Lesões de estômago e intestino delgado
Morbidade e mortalidade significativas acompanham falha ou atraso no diagnóstico de lesão no intestino delgado. Os pacientes geralmente não têm sinais de peritonite no período inicial e a lesão no intestino delgado pode não ser evidente. Isso pode ocorrer no contexto de trauma abdominal contuso, onde não há suspeita de lesão no intestino delgado, ou quando uma lesão por arma branca na parte anterior do abdome é mal diagnosticada, como não tendo penetrado na fáscia abdominal posterior. A lesão no estômago geralmente resulta em queimação epigástrica de início rápido, seguida por rigidez e sensibilidade de efeito rebote.
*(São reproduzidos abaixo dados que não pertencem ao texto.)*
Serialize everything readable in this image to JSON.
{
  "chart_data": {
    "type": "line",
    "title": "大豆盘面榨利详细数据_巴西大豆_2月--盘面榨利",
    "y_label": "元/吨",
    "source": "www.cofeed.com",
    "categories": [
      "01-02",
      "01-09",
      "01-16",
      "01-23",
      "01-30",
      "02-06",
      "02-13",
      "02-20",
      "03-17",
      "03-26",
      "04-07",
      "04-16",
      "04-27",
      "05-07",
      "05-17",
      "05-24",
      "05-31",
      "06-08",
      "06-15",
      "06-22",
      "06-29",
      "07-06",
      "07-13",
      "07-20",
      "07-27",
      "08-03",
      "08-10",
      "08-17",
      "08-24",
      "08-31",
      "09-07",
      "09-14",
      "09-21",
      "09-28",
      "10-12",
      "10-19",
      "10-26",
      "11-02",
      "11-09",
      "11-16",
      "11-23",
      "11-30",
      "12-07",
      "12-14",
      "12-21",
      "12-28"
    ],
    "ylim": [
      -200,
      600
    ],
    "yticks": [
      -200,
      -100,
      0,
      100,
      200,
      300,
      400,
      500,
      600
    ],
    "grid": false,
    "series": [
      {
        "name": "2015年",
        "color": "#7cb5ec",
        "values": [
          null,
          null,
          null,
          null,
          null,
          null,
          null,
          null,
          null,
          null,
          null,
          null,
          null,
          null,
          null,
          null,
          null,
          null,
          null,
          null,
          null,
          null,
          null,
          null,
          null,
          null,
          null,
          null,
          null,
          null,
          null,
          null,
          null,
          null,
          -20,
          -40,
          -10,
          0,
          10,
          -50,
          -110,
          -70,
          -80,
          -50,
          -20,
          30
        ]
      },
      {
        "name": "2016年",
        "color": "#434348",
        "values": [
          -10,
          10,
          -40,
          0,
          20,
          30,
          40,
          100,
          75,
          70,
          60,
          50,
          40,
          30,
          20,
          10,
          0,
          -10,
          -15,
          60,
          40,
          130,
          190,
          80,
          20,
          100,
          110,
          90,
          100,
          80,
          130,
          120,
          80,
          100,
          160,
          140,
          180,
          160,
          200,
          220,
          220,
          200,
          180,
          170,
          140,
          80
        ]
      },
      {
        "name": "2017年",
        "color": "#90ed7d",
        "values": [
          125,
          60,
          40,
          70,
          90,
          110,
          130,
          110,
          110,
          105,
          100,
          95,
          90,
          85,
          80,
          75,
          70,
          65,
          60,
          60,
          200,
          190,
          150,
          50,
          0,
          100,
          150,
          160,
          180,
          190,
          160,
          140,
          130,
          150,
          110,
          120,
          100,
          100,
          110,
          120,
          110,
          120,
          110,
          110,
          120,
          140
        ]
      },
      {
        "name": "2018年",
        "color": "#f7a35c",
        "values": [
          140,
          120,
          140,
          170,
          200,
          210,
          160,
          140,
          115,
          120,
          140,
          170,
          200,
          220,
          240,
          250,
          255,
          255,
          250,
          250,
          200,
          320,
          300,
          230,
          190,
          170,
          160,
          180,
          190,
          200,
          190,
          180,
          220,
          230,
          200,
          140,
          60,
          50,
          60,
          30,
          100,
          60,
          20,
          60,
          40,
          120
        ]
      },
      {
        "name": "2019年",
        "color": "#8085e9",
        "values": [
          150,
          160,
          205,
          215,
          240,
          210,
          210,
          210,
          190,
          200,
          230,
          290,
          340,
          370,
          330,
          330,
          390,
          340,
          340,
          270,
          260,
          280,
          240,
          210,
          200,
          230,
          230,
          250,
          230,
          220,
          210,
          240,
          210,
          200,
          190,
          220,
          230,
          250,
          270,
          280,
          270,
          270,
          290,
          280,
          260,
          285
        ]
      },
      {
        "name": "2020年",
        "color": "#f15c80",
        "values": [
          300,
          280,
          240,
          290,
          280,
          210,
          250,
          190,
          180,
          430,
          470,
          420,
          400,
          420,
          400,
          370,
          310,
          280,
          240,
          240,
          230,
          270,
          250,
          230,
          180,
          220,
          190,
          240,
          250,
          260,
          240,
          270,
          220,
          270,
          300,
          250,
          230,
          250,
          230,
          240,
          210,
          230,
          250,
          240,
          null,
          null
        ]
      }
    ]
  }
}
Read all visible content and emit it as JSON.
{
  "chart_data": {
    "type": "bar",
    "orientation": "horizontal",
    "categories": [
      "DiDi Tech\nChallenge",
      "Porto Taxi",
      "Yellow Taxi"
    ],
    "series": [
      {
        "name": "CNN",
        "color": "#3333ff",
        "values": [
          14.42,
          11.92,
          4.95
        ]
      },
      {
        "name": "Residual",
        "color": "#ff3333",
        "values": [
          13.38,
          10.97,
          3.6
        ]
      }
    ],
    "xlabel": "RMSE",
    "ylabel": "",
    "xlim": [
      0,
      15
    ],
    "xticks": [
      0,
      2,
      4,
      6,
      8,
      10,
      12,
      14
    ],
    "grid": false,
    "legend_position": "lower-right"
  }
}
Classicamente, pneumoperitônio é observado na radiografia torácica ortostática com perfuração de uma víscera oca, embora isto nem sempre seja visível, e o diagnóstico também pode requerer TC abdominal e lavagem peritoneal diagnóstica (LPD), juntamente com a avaliação cuidadosa dos achados clínicos e laboratoriais.
Lesão mesentérica
Existe um alto índice de diagnóstico tardio de lesão mesentérica após trauma abdominal contuso, já que os pacientes podem estar assintomáticos inicialmente e o exame de TC apresenta um alto índice de falso-negativos. O diagnóstico tardio pode ocasionar isquemia intestinal. É importante manter um alto nível de suspeita clínica, juntamente com o exame FAST e TC abdominal, para assegurar que o estabelecimento do diagnóstico.